Yes, right now if you wish.

Back?

Cool.

So, by way of example, we'll take the Spider-Man origin story: Peter Parker is a cruelly abused nerd BUT he gets spider-powers THEREFORE he uses them for his own personal gain BUT his uncle is killed THEREFORE he chases down the sonabitch BUT discovers it's a dude he'd let get away with a crime THEREFORE Peter Parker realizes that he can never look away, never again THEREFORE Peter resolves to put himself in situations where he can't look away. That origin story is so good, on a structural level, that Spider-Man remains Marvel's best character, hands down.

Of course I'm objective about that. DUH.

The really heartbreaking part about Risk Legacy is that it actually manages to nail a narrative at the beginning. Stickers are flying, card bits are going into the trash, and there's so many But and Therefore statements happening because of the Legacy elements. Cities! Ooh! I can begin to muck with those! Wait, Ammo Shortage makes it harder to defend? CRAP! What now? What some think of as an addiction to just opening boxes is, I think, a reaction to powerful statements that fundamentally change everyone's relationship to the board state.

And for the first... ten or so sessions?

Maybe eleven?   

I was totally there, is the point.

So was my group. We would walk away from each game going "I have no freaking idea how we're going to deal with this now". We had been thrown back into the unknown, with a system that we had enough of an idea about to manipulate, but with elements that we could have some illusion of control over. And we would just blow up our group chat, every week, trying to figure out what we were going to do next.

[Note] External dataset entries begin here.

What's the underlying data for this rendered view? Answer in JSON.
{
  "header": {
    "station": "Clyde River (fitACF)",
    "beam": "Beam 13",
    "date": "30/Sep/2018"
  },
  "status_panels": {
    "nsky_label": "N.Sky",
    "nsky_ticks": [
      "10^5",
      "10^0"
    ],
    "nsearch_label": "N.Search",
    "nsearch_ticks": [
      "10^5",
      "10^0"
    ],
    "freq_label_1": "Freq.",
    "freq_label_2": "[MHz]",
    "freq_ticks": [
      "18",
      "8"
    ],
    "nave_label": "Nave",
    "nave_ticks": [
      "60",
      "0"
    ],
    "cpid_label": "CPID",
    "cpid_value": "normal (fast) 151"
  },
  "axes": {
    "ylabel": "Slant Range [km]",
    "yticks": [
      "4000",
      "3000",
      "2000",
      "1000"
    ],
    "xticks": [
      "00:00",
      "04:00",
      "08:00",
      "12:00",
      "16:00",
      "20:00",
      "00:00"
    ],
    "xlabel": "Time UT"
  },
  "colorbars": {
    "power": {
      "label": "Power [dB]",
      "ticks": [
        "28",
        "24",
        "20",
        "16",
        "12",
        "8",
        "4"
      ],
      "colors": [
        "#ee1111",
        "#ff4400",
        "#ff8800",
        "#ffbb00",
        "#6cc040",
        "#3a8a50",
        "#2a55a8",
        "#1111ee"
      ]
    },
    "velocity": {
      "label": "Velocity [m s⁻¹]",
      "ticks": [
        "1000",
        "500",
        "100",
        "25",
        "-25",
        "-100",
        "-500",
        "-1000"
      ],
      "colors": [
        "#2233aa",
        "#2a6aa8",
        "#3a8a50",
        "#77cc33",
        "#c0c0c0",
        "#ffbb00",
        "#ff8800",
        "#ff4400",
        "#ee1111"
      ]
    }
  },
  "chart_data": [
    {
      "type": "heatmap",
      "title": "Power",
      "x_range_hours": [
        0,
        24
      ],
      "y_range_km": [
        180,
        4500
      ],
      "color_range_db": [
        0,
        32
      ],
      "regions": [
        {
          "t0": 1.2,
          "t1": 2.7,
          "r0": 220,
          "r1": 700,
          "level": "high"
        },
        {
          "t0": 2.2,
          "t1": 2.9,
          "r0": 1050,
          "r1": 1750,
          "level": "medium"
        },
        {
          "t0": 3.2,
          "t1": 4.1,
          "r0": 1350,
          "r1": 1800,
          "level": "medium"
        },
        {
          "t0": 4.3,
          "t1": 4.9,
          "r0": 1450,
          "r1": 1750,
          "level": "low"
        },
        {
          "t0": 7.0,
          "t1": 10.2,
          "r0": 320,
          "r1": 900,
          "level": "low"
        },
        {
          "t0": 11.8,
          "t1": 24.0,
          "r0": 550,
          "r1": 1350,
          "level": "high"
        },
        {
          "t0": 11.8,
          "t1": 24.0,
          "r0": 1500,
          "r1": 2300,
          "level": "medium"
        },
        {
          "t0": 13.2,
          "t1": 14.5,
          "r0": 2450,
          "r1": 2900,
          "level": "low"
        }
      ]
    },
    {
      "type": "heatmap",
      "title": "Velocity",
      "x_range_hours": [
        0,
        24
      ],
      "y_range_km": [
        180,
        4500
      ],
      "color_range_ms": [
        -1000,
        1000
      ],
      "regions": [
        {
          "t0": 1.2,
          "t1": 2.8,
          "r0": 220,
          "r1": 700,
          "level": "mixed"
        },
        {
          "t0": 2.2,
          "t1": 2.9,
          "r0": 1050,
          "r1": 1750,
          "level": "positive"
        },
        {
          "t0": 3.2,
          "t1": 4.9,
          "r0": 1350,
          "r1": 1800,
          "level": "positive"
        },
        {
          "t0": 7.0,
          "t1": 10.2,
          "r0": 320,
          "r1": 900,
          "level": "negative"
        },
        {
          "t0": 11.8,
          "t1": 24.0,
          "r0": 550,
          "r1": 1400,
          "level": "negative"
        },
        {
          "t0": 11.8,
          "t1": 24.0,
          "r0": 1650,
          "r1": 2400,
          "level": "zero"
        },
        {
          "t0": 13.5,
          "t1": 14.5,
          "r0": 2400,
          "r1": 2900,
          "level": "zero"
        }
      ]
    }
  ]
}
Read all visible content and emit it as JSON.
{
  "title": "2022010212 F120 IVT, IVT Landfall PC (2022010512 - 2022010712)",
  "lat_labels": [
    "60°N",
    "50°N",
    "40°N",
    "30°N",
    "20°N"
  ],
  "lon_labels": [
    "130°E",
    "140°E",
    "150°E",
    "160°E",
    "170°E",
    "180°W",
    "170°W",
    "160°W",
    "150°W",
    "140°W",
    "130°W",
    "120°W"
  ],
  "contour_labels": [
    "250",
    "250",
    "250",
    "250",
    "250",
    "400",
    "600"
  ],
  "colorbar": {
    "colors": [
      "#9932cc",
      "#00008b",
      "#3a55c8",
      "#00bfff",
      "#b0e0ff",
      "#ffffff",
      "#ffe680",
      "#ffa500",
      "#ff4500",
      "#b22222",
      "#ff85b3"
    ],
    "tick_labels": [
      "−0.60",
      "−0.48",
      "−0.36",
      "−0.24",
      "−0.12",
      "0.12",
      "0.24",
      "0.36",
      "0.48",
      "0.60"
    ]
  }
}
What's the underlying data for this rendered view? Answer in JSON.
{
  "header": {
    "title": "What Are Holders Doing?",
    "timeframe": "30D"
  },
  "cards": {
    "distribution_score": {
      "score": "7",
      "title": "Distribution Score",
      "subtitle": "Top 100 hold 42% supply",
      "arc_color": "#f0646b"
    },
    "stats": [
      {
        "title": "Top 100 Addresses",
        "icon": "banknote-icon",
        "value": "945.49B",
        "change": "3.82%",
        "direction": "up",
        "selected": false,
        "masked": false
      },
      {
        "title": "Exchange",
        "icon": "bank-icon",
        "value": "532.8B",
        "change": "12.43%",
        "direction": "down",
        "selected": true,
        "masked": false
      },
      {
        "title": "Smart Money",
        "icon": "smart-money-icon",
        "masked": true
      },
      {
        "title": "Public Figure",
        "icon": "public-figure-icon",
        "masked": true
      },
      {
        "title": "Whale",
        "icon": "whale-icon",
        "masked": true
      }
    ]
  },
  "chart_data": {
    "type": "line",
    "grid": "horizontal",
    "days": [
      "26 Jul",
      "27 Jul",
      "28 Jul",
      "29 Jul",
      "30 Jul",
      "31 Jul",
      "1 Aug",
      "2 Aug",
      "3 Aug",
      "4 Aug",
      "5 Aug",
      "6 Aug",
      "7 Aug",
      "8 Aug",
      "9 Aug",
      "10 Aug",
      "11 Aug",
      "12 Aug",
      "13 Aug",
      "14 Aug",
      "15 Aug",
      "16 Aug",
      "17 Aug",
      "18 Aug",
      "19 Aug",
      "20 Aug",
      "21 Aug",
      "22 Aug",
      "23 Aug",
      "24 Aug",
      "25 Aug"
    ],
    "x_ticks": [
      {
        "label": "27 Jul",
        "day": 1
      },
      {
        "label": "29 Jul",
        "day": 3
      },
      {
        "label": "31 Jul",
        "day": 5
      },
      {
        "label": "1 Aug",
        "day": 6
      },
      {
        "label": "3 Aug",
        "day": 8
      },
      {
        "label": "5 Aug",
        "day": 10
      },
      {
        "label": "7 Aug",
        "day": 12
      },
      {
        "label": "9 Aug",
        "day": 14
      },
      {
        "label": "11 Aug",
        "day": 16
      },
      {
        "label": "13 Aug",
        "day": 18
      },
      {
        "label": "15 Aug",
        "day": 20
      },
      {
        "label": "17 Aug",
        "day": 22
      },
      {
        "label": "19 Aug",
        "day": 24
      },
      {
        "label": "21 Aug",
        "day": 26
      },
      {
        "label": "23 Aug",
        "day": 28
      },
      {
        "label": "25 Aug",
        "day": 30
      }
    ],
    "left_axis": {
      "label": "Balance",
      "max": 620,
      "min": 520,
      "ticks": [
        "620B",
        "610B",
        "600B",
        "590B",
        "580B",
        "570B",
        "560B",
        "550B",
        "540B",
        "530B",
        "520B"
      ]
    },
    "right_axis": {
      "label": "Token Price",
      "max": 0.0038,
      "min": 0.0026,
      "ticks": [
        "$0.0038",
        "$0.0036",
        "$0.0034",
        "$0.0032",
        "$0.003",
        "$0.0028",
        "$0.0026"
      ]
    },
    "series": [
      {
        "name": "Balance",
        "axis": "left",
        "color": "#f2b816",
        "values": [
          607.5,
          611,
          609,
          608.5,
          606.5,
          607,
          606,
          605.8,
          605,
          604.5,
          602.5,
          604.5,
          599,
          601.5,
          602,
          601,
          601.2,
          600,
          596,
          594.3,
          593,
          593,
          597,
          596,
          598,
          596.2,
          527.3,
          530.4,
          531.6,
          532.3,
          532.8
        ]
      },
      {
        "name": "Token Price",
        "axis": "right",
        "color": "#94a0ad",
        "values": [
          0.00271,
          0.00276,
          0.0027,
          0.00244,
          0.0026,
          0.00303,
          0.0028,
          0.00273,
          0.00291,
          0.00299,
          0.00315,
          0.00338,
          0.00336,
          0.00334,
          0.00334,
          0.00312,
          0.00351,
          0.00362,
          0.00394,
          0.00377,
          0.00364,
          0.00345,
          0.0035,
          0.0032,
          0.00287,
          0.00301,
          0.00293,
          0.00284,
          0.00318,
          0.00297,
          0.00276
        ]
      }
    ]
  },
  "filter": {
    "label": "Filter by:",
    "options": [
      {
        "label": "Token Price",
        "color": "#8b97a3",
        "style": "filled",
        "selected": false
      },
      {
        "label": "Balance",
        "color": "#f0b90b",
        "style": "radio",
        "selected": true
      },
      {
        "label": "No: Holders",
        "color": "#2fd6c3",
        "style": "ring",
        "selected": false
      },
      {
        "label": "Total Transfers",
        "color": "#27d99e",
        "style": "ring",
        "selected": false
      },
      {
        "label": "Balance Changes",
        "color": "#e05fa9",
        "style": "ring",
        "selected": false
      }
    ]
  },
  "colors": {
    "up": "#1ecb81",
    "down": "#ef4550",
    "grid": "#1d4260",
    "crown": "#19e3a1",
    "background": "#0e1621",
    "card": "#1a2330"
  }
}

Now, to be fair, a lot of real-world things happened in these last few sessions. But that's just not true anymore. The Legacy statements had mostly dried up, and I was left with a very, very unfortunate truth: Risk is still a bad game, nostalgia be damned. The same problems that I've always had with the game, namely how it seems to defy any and all attempts at actual strategy beyond slowly turtling along and for God's sake grab Australia had not vanished, but instead had become magnified. Risk's mechanics do not, natively, provide for But and Therefore statements, not in a way that respects player agency. The mechanics of battling would work out just fine if that was just one part of a holistic picture, where the wild and random nature of the dice fit into a larger mechanical picture. The Legacy mechanics provide for a fun and engaging distraction from Risk's battle mechanics, but there is nothing in the game that further engages with the wild nature of Risk's battling mechanics. Nothing. These additional mechanics are never developed further.

No, the stupid Event deck does not count. That thing was made for everyone's pain. Even when I benefited from it I found it dumb.

I can totally see enjoying this game for eight to ten sessions. There's a lot that gets unlocked, which keeps changing the board and the pace of the game, deepening it out and allowing you to take slightly different tacks. But the lack of depth on the Legacy mechanics, as well as the slowing of the drip of gaining new stuff, makes the end-game a ridiculous slog. If you don't mind Risk to begin with I can't recommend the game highly enough, because this game just takes that engine and tacks a few things on. But for folks like myself, who routinely considers burning his own dice?

Play eight to ten sessions and get out. You may not even last that long.